Na sétima audiência do julgamento que apura as circunstâncias da morte de Diego Maradona, o perito bioquímico Ezequiel Ventosi revelou nesta terça-feira (1º/4), em San Isidro, na Grande Buenos Aires, que não foram encontradas drogas ilícitas no organismo do ex-jogador. A declaração confronta a fama do ídolo como usuário de entorpecentes ao longo da carreira.
“Nenhum dos quatro tubos [de amostras] deu positivo para cocaína, maconha, MDMA, êxtase ou anfetamina”, afirmou Ventosi, responsável pelas análises de sangue, urina e saliva. A perícia, no entanto, identificou cinco substâncias relacionadas a medicamentos legais — entre eles, antidepressivos, antipsicóticos, anticonvulsivantes e remédios contra náuseas.
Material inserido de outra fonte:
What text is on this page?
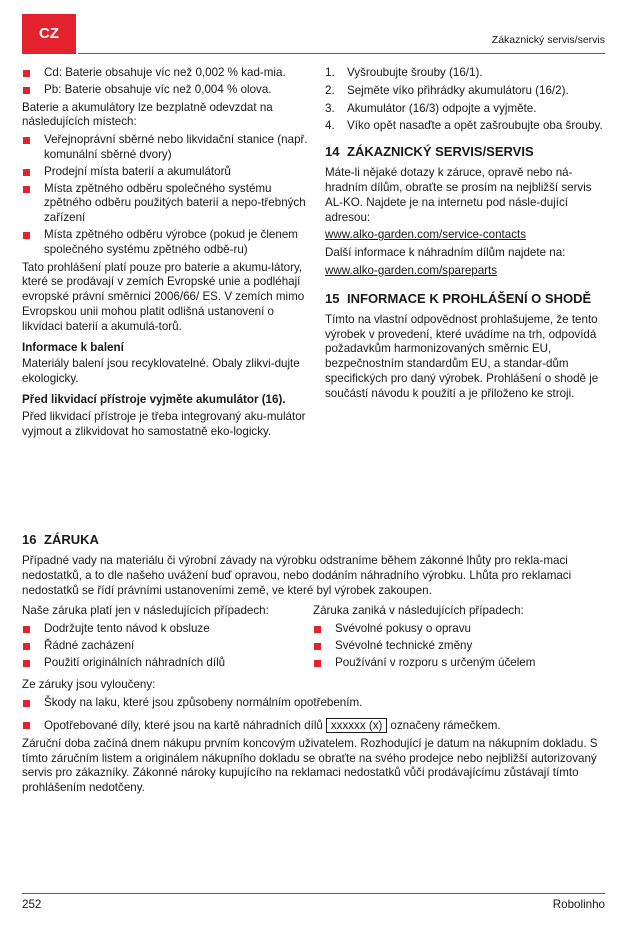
CZ	Zákaznický servis/servis
Cd: Baterie obsahuje víc než 0,002 % kad-mia.
Pb: Baterie obsahuje víc než 0,004 % olova.

Baterie a akumulátory lze bezplatně odevzdat na následujících místech:

Veřejnoprávní sběrné nebo likvidační stanice (např. komunální sběrné dvory)
Prodejní místa baterií a akumulátorů
Místa zpětného odběru společného systému zpětného odběru použitých baterií a nepo-třebných zařízení
Místa zpětného odběru výrobce (pokud je členem společného systému zpětného odbě-ru)

Tato prohlášení platí pouze pro baterie a akumu-látory, které se prodávají v zemích Evropské unie a podléhají evropské právní směrnici 2006/66/ ES. V zemích mimo Evropskou unii mohou platit odlišná ustanovení o likvidaci baterií a akumulá-torů.

Informace k balení

Materiály balení jsou recyklovatelné. Obaly zlikvi-dujte ekologicky.

Před likvidací přístroje vyjměte akumulátor (16).

Před likvidací přístroje je třeba integrovaný aku-mulátor vyjmout a zlikvidovat ho samostatně eko-logicky.

1. Vyšroubujte šrouby (16/1).
2. Sejměte víko přihrádky akumulátoru (16/2).
3. Akumulátor (16/3) odpojte a vyjměte.
4. Víko opět nasaďte a opět zašroubujte oba šrouby.
14 ZÁKAZNICKÝ SERVIS/SERVIS

Máte-li nějaké dotazy k záruce, opravě nebo ná-hradním dílům, obraťte se prosím na nejbližší servis AL-KO. Najdete je na internetu pod násle-dující adresou:

www.alko-garden.com/service-contacts

Další informace k náhradním dílům najdete na:

www.alko-garden.com/spareparts

15 INFORMACE K PROHLÁŠENÍ O SHODĚ

Tímto na vlastní odpovědnost prohlašujeme, že tento výrobek v provedení, které uvádíme na trh, odpovídá požadavkům harmonizovaných směrnic EU, bezpečnostním standardům EU, a standar-dům specifických pro daný výrobek. Prohlášení o shodě je součástí návodu k použití a je přiloženo ke stroji.

16 ZÁRUKA

Případné vady na materiálu či výrobní závady na výrobku odstraníme během zákonné lhůty pro rekla-maci nedostatků, a to dle našeho uvážení buď opravou, nebo dodáním náhradního výrobku. Lhůta pro reklamaci nedostatků se řídí právními ustanoveními země, ve které byl výrobek zakoupen.

Naše záruka platí jen v následujících případech:

Dodržujte tento návod k obsluze
Řádné zacházení
Použití originálních náhradních dílů

Záruka zaniká v následujících případech:

Svévolné pokusy o opravu
Svévolné technické změny
Používání v rozporu s určeným účelem

Ze záruky jsou vyloučeny:

Škody na laku, které jsou způsobeny normálním opotřebením.
Opotřebované díly, které jsou na kartě náhradních dílů xxxxxx (x) označeny rámečkem.

Záruční doba začíná dnem nákupu prvním koncovým uživatelem. Rozhodující je datum na nákupním dokladu. S tímto záručním listem a originálem nákupního dokladu se obraťte na svého prodejce nebo nejbližší autorizovaný servis pro zákazníky. Zákonné nároky kupujícího na reklamaci nedostatků vůči prodávajícímu zůstávají tímto prohlášením nedotčeny.

252	Robolinho
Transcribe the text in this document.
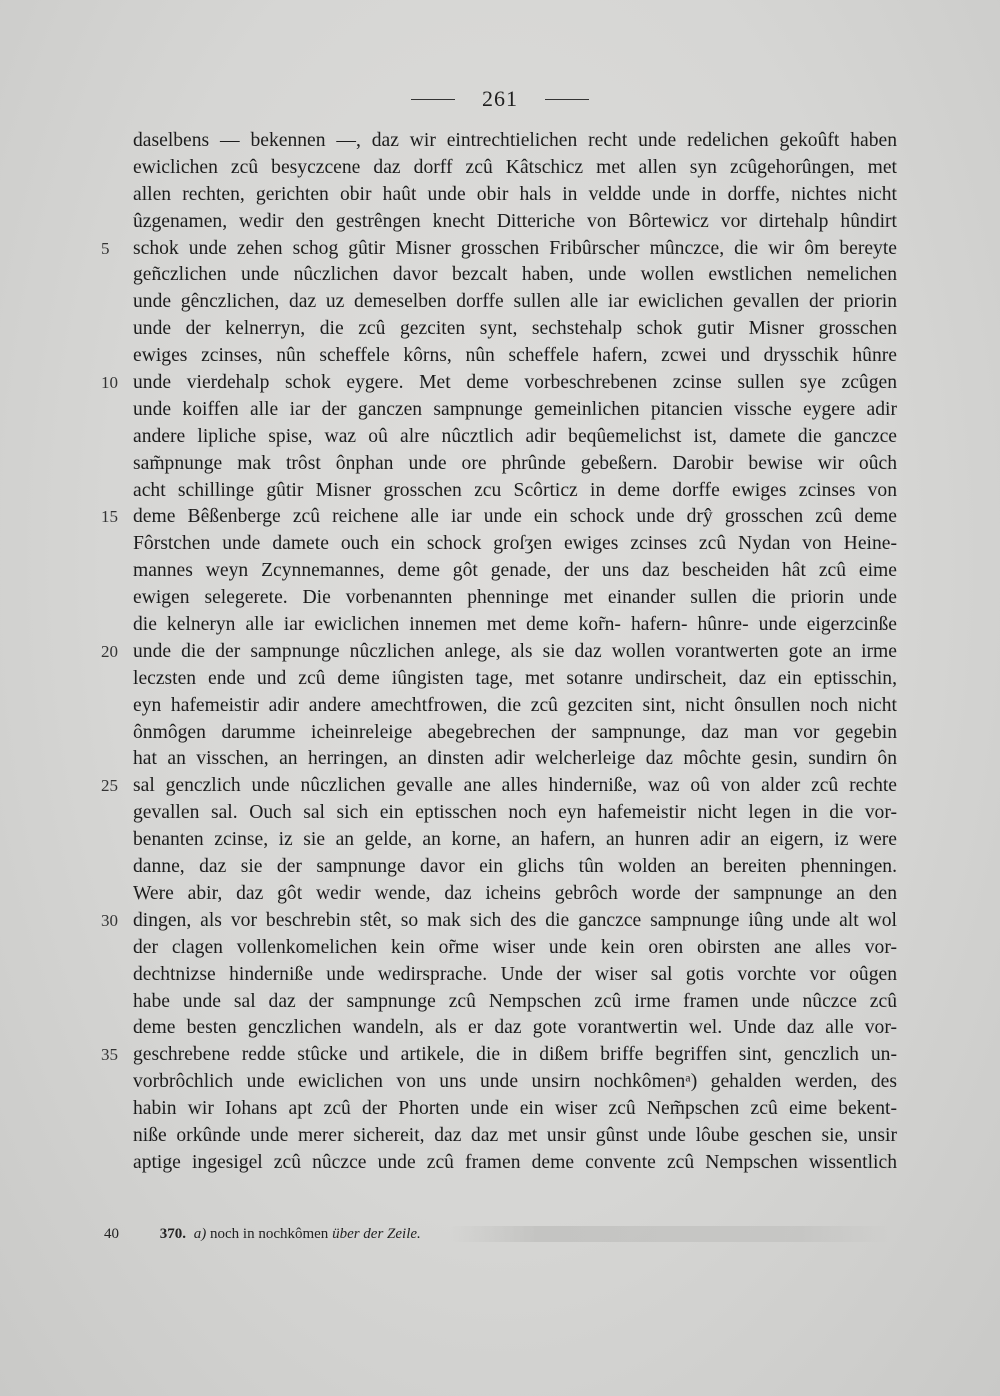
261
daselbens — bekennen —, daz wir eintrechtielichen recht unde redelichen gekoûft haben
ewiclichen zcû besyczcene daz dorff zcû Kâtschicz met allen syn zcûgehorûngen, met
allen rechten, gerichten obir haût unde obir hals in veldde unde in dorffe, nichtes nicht
ûzgenamen, wedir den gestrêngen knecht Ditteriche von Bôrtewicz vor dirtehalp hûndirt
5	schok unde zehen schog gûtir Misner grosschen Fribûrscher mûnczce, die wir ôm bereyte
geñczlichen unde nûczlichen davor bezcalt haben, unde wollen ewstlichen nemelichen
unde gênczlichen, daz uz demeselben dorffe sullen alle iar ewiclichen gevallen der priorin
unde der kelnerryn, die zcû gezciten synt, sechstehalp schok gutir Misner grosschen
ewiges zcinses, nûn scheffele kôrns, nûn scheffele hafern, zcwei und drysschik hûnre
10 unde vierdehalp schok eygere. Met deme vorbeschrebenen zcinse sullen sye zcûgen
unde koiffen alle iar der ganczen sampnunge gemeinlichen pitancien vissche eygere adir
andere lipliche spise, waz oû alre nûcztlich adir beqûemelichst ist, damete die ganczce
sam̃pnunge mak trôst ônphan unde ore phrûnde gebeßern. Darobir bewise wir oûch
acht schillinge gûtir Misner grosschen zcu Scôrticz in deme dorffe ewiges zcinses von
15 deme Bêßenberge zcû reichene alle iar unde ein schock unde drŷ grosschen zcû deme
Fôrstchen unde damete ouch ein schock groſʒen ewiges zcinses zcû Nydan von Heine-
mannes weyn Zcynnemannes, deme gôt genade, der uns daz bescheiden hât zcû eime
ewigen selegerete. Die vorbenannten phenninge met einander sullen die priorin unde
die kelneryn alle iar ewiclichen innemen met deme kor̃n- hafern- hûnre- unde eigerzcinße
20 unde die der sampnunge nûczlichen anlege, als sie daz wollen vorantwerten gote an irme
leczsten ende und zcû deme iûngisten tage, met sotanre undirscheit, daz ein eptisschin,
eyn hafemeistir adir andere amechtfrowen, die zcû gezciten sint, nicht ônsullen noch nicht
ônmôgen darumme icheinreleige abegebrechen der sampnunge, daz man vor gegebin
hat an visschen, an herringen, an dinsten adir welcherleige daz môchte gesin, sundirn ôn
25 sal genczlich unde nûczlichen gevalle ane alles hinderniße, waz oû von alder zcû rechte
gevallen sal. Ouch sal sich ein eptisschen noch eyn hafemeistir nicht legen in die vor-
benanten zcinse, iz sie an gelde, an korne, an hafern, an hunren adir an eigern, iz were
danne, daz sie der sampnunge davor ein glichs tûn wolden an bereiten phenningen.
Were abir, daz gôt wedir wende, daz icheins gebrôch worde der sampnunge an den
30 dingen, als vor beschrebin stêt, so mak sich des die ganczce sampnunge iûng unde alt wol
der clagen vollenkomelichen kein or̃me wiser unde kein oren obirsten ane alles vor-
dechtnizse hinderniße unde wedirsprache. Unde der wiser sal gotis vorchte vor oûgen
habe unde sal daz der sampnunge zcû Nempschen zcû irme framen unde nûczce zcû
deme besten genczlichen wandeln, als er daz gote vorantwertin wel. Unde daz alle vor-
35 geschrebene redde stûcke und artikele, die in dißem briffe begriffen sint, genczlich un-
vorbrôchlich unde ewiclichen von uns unde unsirn nochkômenᵃ) gehalden werden, des
habin wir Iohans apt zcû der Phorten unde ein wiser zcû Nem̃pschen zcû eime bekent-
niße orkûnde unde merer sichereit, daz daz met unsir gûnst unde lôube geschen sie, unsir
aptige ingesigel zcû nûczce unde zcû framen deme convente zcû Nempschen wissentlich
40	370. a) noch in nochkômen über der Zeile.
Negligência médica sob investigação
Maradona morreu em novembro de 2020, aos 60 anos, vítima de um edema pulmonar agudo provocado por insuficiência cardíaca, enquanto se recuperava de uma cirurgia cerebral para tratar um coágulo. O julgamento em curso busca apurar se houve negligência médica no período pós-operatório.
Sete profissionais da saúde estão sendo julgados sob acusação de homicídio simples com dolo eventual, ou seja, por assumirem o risco da morte do paciente. Entre os réus estão o neurocirurgião Leopoldo Luque, a psiquiatra Agustina Cosachov, o psicólogo Carlos Diaz, além de membros da equipe de enfermagem e coordenação médica.
Consequências e comoção
Se condenados, os acusados podem cumprir penas que variam entre 8 e 25 anos de prisão. A defesa de Maradona argumenta que ele foi mantido em condições inadequadas de internação domiciliar, conforme apontaram também imagens do imóvel onde faleceu.
O julgamento mobiliza a opinião pública argentina e fãs ao redor do mundo, que buscam justiça para um dos maiores nomes da história do futebol. As novas revelações reforçam a complexidade do caso e ampliam o debate sobre responsabilidade médica e o tratamento dado a figuras públicas em estado vulnerável.